To help you assess what am I dealing with, I’ll be running the commands on the desired cluster node from this link:
http://docs.nvidia.com/cuda/cuda-installation-guide-linux/index.html#axzz4YxAZvHxk

$ lspci | grep -i nvidia
02:00.0 3D controller: NVIDIA Corporation GK110GL [Tesla K20m] (rev a1)
84:00.0 3D controller: NVIDIA Corporation GK110GL [Tesla K20m] (rev a1)

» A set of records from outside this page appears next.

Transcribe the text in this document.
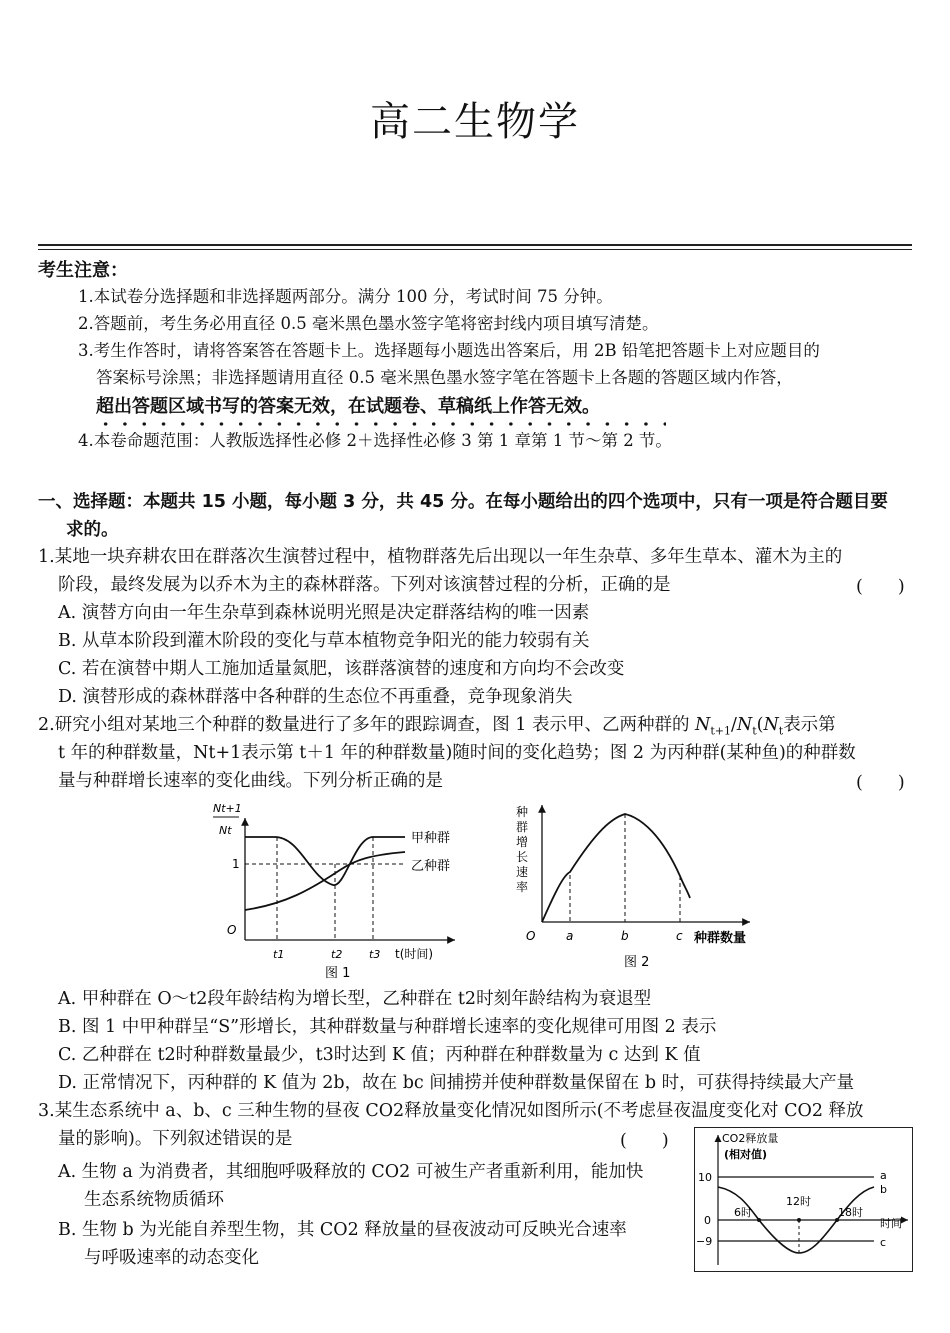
高二生物学
考生注意：
1.本试卷分选择题和非选择题两部分。满分 100 分，考试时间 75 分钟。
2.答题前，考生务必用直径 0.5 毫米黑色墨水签字笔将密封线内项目填写清楚。
3.考生作答时，请将答案答在答题卡上。选择题每小题选出答案后，用 2B 铅笔把答题卡上对应题目的
答案标号涂黑；非选择题请用直径 0.5 毫米黑色墨水签字笔在答题卡上各题的答题区域内作答，
超出答题区域书写的答案无效，在试题卷、草稿纸上作答无效。
4.本卷命题范围：人教版选择性必修 2＋选择性必修 3 第 1 章第 1 节～第 2 节。
一、选择题：本题共 15 小题，每小题 3 分，共 45 分。在每小题给出的四个选项中，只有一项是符合题目要
求的。
1.某地一块弃耕农田在群落次生演替过程中，植物群落先后出现以一年生杂草、多年生草本、灌木为主的
阶段，最终发展为以乔木为主的森林群落。下列对该演替过程的分析，正确的是	(　　)
A. 演替方向由一年生杂草到森林说明光照是决定群落结构的唯一因素
B. 从草本阶段到灌木阶段的变化与草本植物竞争阳光的能力较弱有关
C. 若在演替中期人工施加适量氮肥，该群落演替的速度和方向均不会改变
D. 演替形成的森林群落中各种群的生态位不再重叠，竞争现象消失
2.研究小组对某地三个种群的数量进行了多年的跟踪调查，图 1 表示甲、乙两种群的 $N_{t+1}/N_t(N_t$表示第
t 年的种群数量，Nt+1表示第 t＋1 年的种群数量)随时间的变化趋势；图 2 为丙种群(某种鱼)的种群数
量与种群增长速率的变化曲线。下列分析正确的是	(　　)
Nt+1
Nt
1
O
甲种群
乙种群
t1	t2 t3 t(时间)
图 1
种
群
增
长
速
率
O	a	b	c 种群数量
图 2
A. 甲种群在 O～t2段年龄结构为增长型，乙种群在 t2时刻年龄结构为衰退型
B. 图 1 中甲种群呈“S”形增长，其种群数量与种群增长速率的变化规律可用图 2 表示
C. 乙种群在 t2时种群数量最少，t3时达到 K 值；丙种群在种群数量为 c 达到 K 值
D. 正常情况下，丙种群的 K 值为 2b，故在 bc 间捕捞并使种群数量保留在 b 时，可获得持续最大产量
3.某生态系统中 a、b、c 三种生物的昼夜 CO2释放量变化情况如图所示(不考虑昼夜温度变化对 CO2 释放
量的影响)。下列叙述错误的是	(　　)
A. 生物 a 为消费者，其细胞呼吸释放的 CO2 可被生产者重新利用，能加快
生态系统物质循环
B. 生物 b 为光能自养型生物，其 CO2 释放量的昼夜波动可反映光合速率
与呼吸速率的动态变化
CO2释放量
(相对值)
10
0
−9
6时
12时
18时
时间
a
b
c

$ uname -m && cat /etc/*release
x86_64
CentOS release 6.8 (Final)
LSB_VERSION=base-4.0-amd64:base-4.0-ia32:base-4.0-noarch:core-4.0-amd64:core-4.0-ia32:core-4.0-noarch:graphics-4.0-amd64:graphics-4.0-ia32:graphics-4.0-noarch:printing-4.0-amd64:printing-4.0-ia32:printing-4.0-noarch
CentOS release 6.8 (Final)
CentOS release 6.8 (Final)

$ gcc --version
gcc (GCC) 4.4.7 20120313 (Red Hat 4.4.7-17)
Copyright © 2010 Free Software Foundation, Inc.
This is free software; see the source for copying conditions. There is NO
warranty; not even for MERCHANTABILITY or FITNESS FOR A PARTICULAR PURPOSE.

$ uname -r
2.6.32-642.13.1.el6.x86_64

Add proper cuda error checking to your code, and run your code with cuda-memcheck

Don’t know what those are? Google each.

Here is the result:

Ran cube: no CUDA-capable device is detected
Sync: no CUDA-capable device is detected

Doesn’t make much sense to me. As I have showed above, running:
$ lspci | grep -i nvidia
gives:
02:00.0 3D controller: NVIDIA Corporation GK110GL [Tesla K20m] (rev a1)
84:00.0 3D controller: NVIDIA Corporation GK110GL [Tesla K20m] (rev a1)

The CUDA install on that machine is broken.

Refer to the linux install guide:

http://docs.nvidia.com/cuda/cuda-installation-guide-linux/index.html#abstract

read it in its entirety. Perform all necessary steps, including validation, before trying to run your own codes.